Knowing that the dll will reload its configuration at certain points is a useful feature, since it prevents the users wondering if they have to restart the host process, reboot the machine, etc for the configuration to take effect. You could even watch the file for changes to keep it up to date.
I think the best way for a DLL to get configuration information is via the application that is using it - either via implicit "Init"-calls, like Nils suggested, or via their configuration files.
DLLs shouldn't usually "configure themselves", as they can never be sure in which context they are used. Different users (as in applications) may have different configuration settings to make.
Since you said that the application is written in .NET, you should probably simply require them to put the necessary configuration for your DLL's functions in their configuration file ("whatever.exe.config") and access it from your DLL via AppSettings or even better via a custom configuration section.
Additionally, you may want to provide sensible default values for settings where that is possible (probably not for network addresses though).

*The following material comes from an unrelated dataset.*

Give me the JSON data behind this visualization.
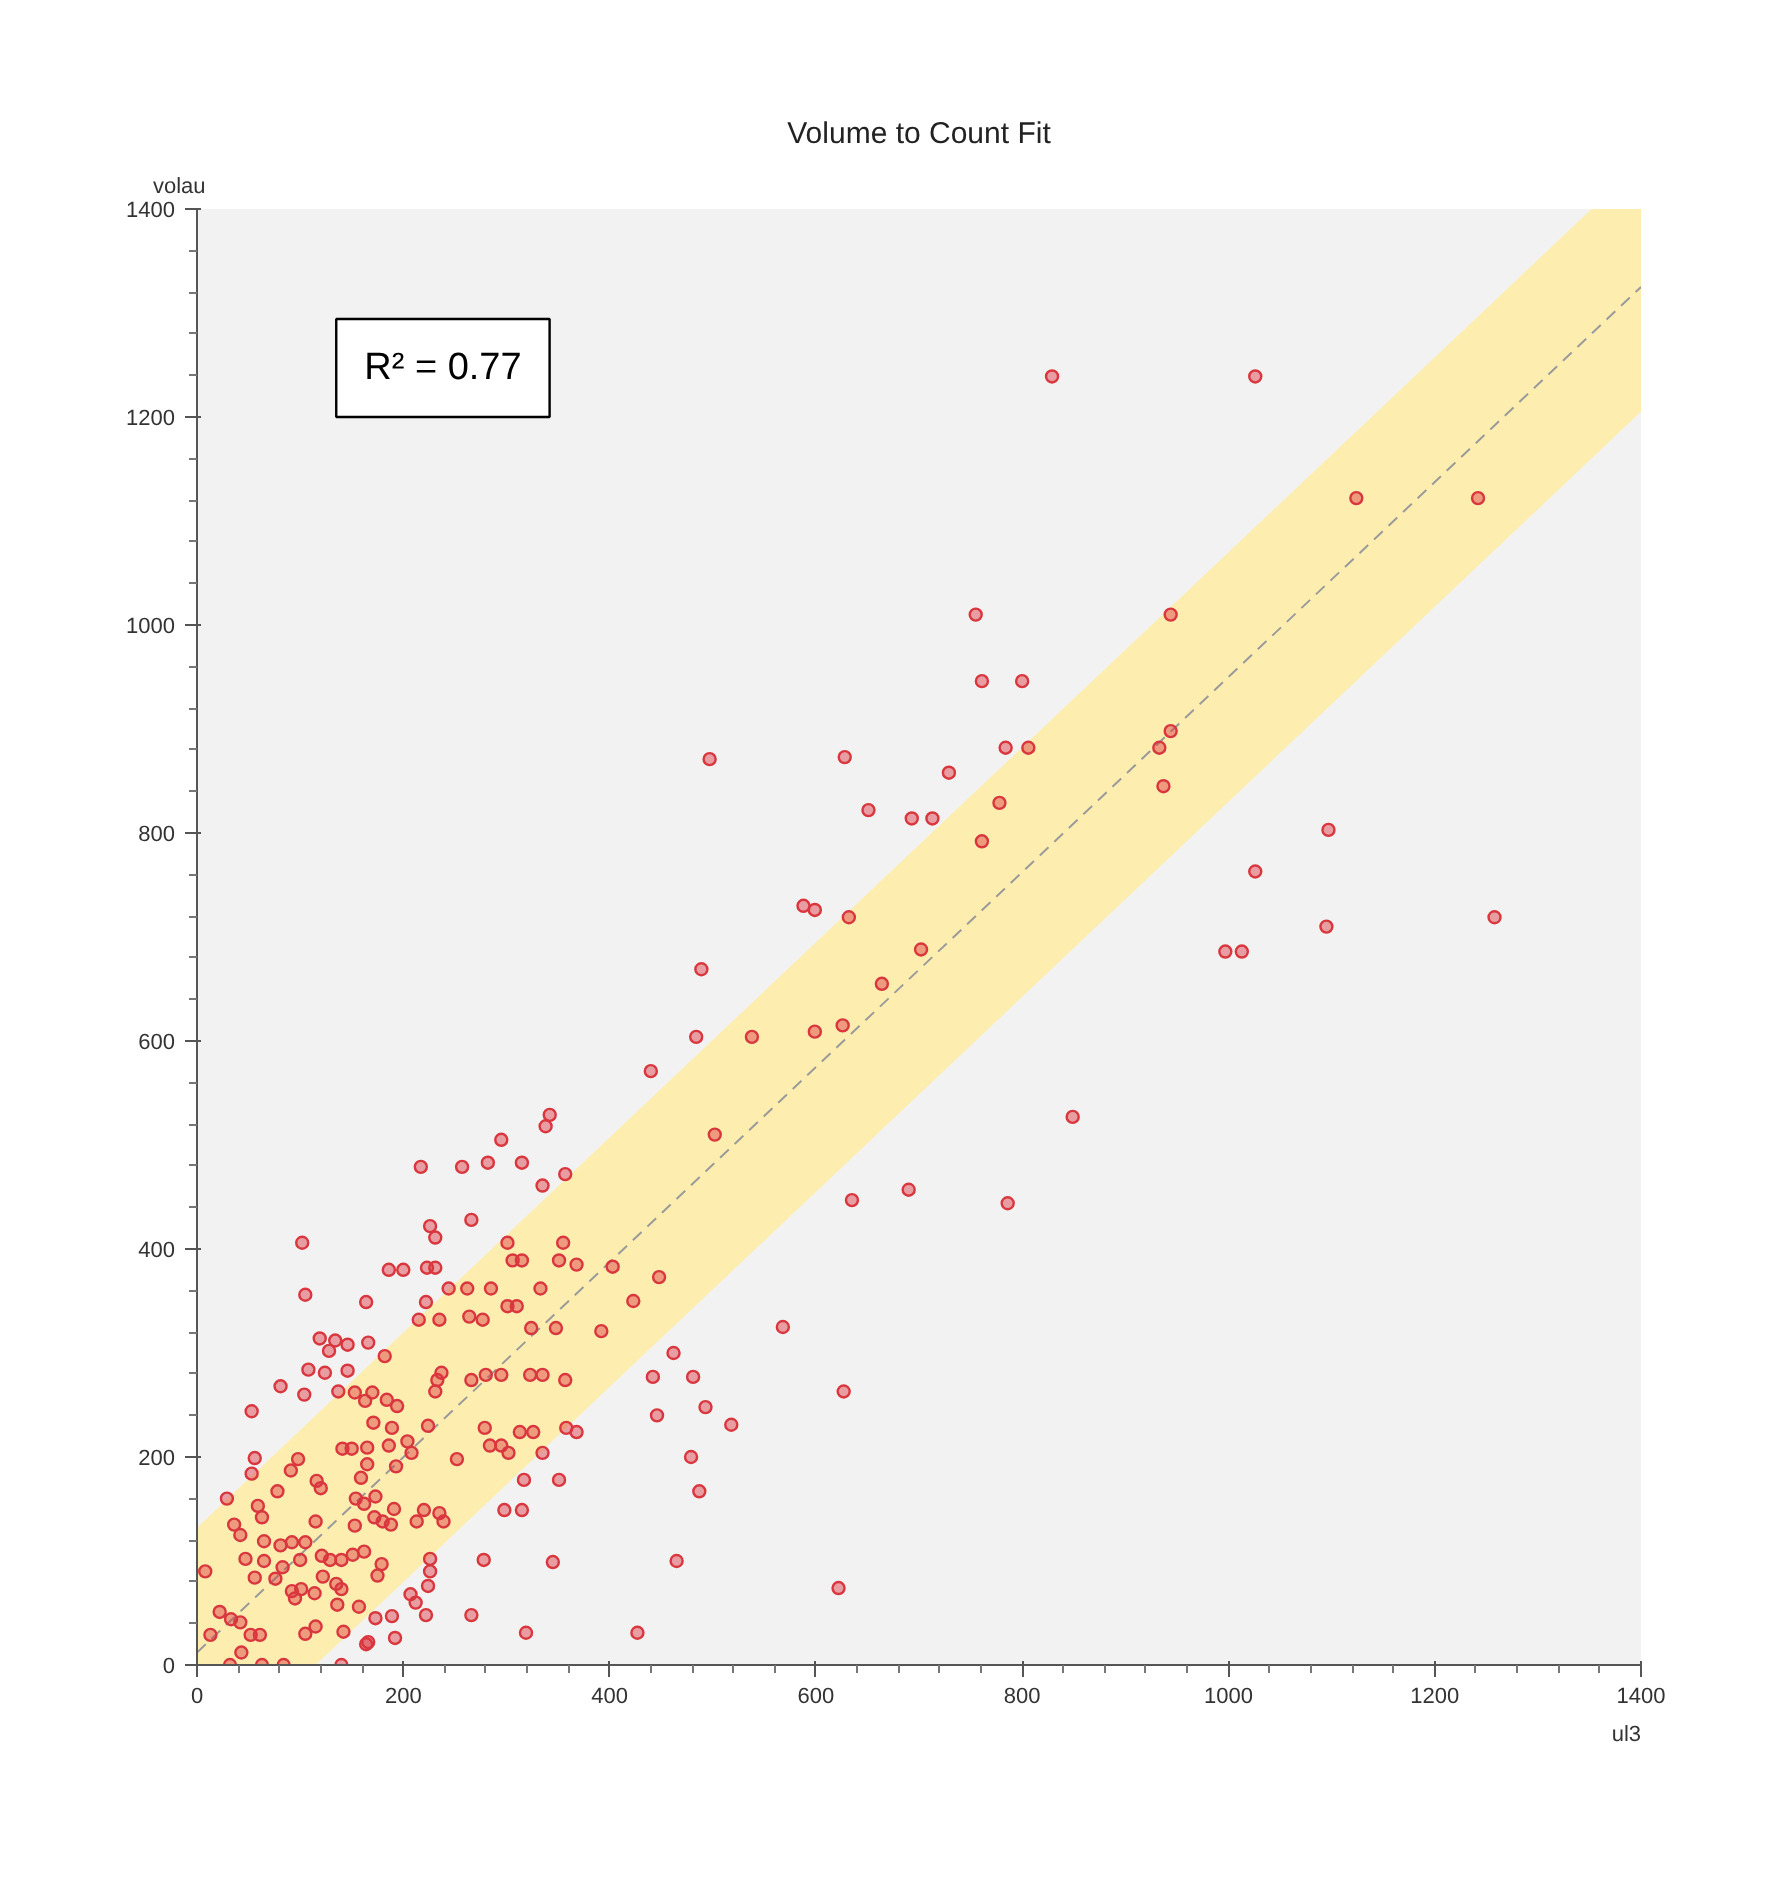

If the dlls are loaded and unloaded from memory only at a gap of every 1 hour or so the in-efficiency due to mslal initializations (read file / registry) will be negligible.
However if this is more frequent, a higher inefficiency would be the physical action of loading and unloading of dlls. This could be more of an in-efficiency than small initializations.
It might therefore be better to keep them pinned in memory. That way the initialization performed at the load time, does not get repeated and you also avoid the in-efficiency of load and unload. You solve 2 issues this way.
I could tell you how to do this in C++. Not sure how you would do this in C#. GetModuleHandle + making an extra a LoadLibrary call on this handle is how i would do this in C++.
One way to do it is to have an Interface in the DLL which specify the required settings.
Then it's up to the "application project" to have a class that implements this interface and pass it to the DLL at initiation, this makes you free to change the implementation depending on project. One might read from web.config while another reads from DB.